Hume utiliza o termo “percepção” para referir quaisquer conteúdos da experiência (…). As percepções ocorrem quando o indivíduo observa, sente, recorda, imagina, e assim por diante, sendo que o uso atual da palavra cobre um leque muito menos vasto de atividades mentais. Para Hume, existem dois tipos básicos de percepções: impressões e idéias.

       As impressões constituem as experiências obtidas quando o indi­víduo observa, sente, ama, odeia, deseja ou tem vontade de algo. Hume descreve este tipo de percepções como sendo mais “vívido” do que as idéias, termo com que o filósofo parece querer afirmar que as impres­sões são mais claras e mais pormenorizadas do que as idéias. As idéias, por sua vez, são cópias das impressões. Trata-se dos objetos do pen­samento humano quando os indivíduos recordam a sua experiência ou exercitam a sua imaginação.

       Assim sendo, neste preciso momento, por exemplo, tenho uma impressão da minha caneta a movimentar-se pela página e de ouvir alguém a virar as páginas de um livro, atrás de mim, na biblioteca.

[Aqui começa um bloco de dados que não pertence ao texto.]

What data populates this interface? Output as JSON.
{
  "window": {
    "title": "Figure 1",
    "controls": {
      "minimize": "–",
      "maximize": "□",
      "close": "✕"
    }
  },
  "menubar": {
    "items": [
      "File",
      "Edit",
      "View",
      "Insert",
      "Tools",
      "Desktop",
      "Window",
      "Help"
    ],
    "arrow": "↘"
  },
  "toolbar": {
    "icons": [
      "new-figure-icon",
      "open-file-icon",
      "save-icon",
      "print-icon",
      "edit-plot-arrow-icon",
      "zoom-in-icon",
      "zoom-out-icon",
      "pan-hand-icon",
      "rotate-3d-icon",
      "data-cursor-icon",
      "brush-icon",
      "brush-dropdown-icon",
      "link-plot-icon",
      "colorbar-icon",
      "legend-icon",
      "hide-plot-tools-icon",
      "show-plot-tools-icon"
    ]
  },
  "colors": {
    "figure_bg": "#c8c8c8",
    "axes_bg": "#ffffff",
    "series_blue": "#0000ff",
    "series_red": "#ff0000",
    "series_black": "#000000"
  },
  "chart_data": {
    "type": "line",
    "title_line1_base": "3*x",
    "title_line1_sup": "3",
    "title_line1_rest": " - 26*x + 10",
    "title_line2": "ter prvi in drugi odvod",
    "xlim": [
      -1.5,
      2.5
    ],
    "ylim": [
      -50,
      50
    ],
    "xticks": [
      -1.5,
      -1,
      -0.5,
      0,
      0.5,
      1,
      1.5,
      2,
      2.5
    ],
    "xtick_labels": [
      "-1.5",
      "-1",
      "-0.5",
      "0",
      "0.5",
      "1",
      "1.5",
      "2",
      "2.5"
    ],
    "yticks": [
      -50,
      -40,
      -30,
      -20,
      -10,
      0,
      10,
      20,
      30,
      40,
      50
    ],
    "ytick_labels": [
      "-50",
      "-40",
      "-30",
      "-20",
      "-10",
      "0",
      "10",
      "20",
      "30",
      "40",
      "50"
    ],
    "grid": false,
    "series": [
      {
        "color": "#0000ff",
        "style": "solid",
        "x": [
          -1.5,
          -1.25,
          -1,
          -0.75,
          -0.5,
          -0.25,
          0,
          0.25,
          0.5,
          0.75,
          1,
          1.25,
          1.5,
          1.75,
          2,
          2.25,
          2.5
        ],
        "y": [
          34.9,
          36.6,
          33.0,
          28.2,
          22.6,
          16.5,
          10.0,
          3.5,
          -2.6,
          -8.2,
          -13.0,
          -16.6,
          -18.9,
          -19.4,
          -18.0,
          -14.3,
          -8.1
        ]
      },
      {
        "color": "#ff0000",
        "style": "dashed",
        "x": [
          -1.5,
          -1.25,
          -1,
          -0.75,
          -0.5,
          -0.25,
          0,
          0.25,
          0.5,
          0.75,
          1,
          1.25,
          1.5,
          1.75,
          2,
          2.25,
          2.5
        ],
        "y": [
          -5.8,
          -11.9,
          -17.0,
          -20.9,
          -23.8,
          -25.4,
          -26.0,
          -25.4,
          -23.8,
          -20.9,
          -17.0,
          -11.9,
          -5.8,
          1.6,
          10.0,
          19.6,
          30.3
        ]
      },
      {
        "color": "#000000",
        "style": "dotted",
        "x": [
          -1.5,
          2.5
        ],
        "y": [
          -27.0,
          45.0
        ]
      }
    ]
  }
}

Tenho, ainda, uma impressão da textura do papel a tocar na minha mão. Estas experiências sensoriais são vívidas, visto que seria difícil conven­cer-me de que me encontro apenas a recordar experiências passadas ou a sonhar. Mais tarde, enquanto estiver a escrever estas linhas no meu computador, lembrar-me-ei, sem dúvida, deste momento e recordarei as minhas impressões. Nessa altura, estarei a ter idéias e não impres­sões, idéias que não serão marcadas pela mesma vividez (ou “vivaci­dade”, para usar a terminologia de Hume) que caracteriza as impres­sões sensoriais que estou a sentir neste momento e das quais as idéias serão cópias.

       Hume reformula a asserção de Locke de que não existem idéias inatas, sob a forma todas as idéias humanas são cópias de impres­sões. Por outras palavras, é impossível aos seres humanos ter uma idéia de algo que não tenha primeiro experimentado enquanto impressão.

       Como lidaria, então, Hume com a capacidade de um indivíduo de imaginar uma montanha dourada embora nunca tenha visto uma e, logo, nunca tenha tido a impressão de uma? A resposta do filósofo baseia-se numa distinção entre idéias simples e complexas. As idéias simples derivam de impressões simples. Trata-se de idéias de coisas como a cor e a forma, idéias que não podem ser divididas em partes mais pequenas. As idéias complexas são combinações de idéias sim­ples. Deste modo, aquela idéia de uma montanha dourada nada mais é do que uma idéia complexa composta pelas idéias mais simples de “montanha” e de “dourado”. E estas idéias simples derivam, em últi­ma análise, da experiência tida pelo indivíduo de montanhas e de objetos dourados.

       A comprovação da crença de que todas as idéias humanas derivam de impressões anteriores é constituída pela proposta de que qualquer destas idéias pode, por meio da reflexão, ser decomposta em partes que a enformam, que, como se poderá depois confirmar, resultam das impressões. Mais corroboração para esta explicação resulta da obser­vação de que um homem completamente cego de nascença seria inca­paz de imaginar a cor vermelha, uma vez que nunca tinha tido impres­sões visuais dessa cor. Similarmente, e de forma mais controversa, Hume declara que uma pessoa egoísta não seria capaz de formar uma idéia do sentimento de generosidade.

       No entanto, embora Hume defenda que o seu aperfeiçoamento da teoria das idéias de Locke poderá explicar a origem de qualquer idéia em particular, o filósofo assinala a existência de uma exceção a este princípio, constituída pelo tom de azul desconhecido. Alguém que tenha observado um vasto leque de tons de azul, pode nunca ter tido a impressão de certo tom em particular. Não obstante, essa pessoa pode formar uma idéia deste tom de azul desconhecido. Segundo a teoria de Hume, tal seria impossível visto esse indivíduo não possuir qualquer impressão simples à qual pudesse corresponder a idéia dessa cor. Contudo, não se revela excessivamente preocupado com este apa­rente contra-exemplo, uma vez que se trata de uma situação demasia­do excepcional para o levar a redefinir os seus princípios básicos em função dela.

[Warburton, Nigel (2001). Grandes livros de filosofia. Lisboa: Edições 70, pp. 98-99.]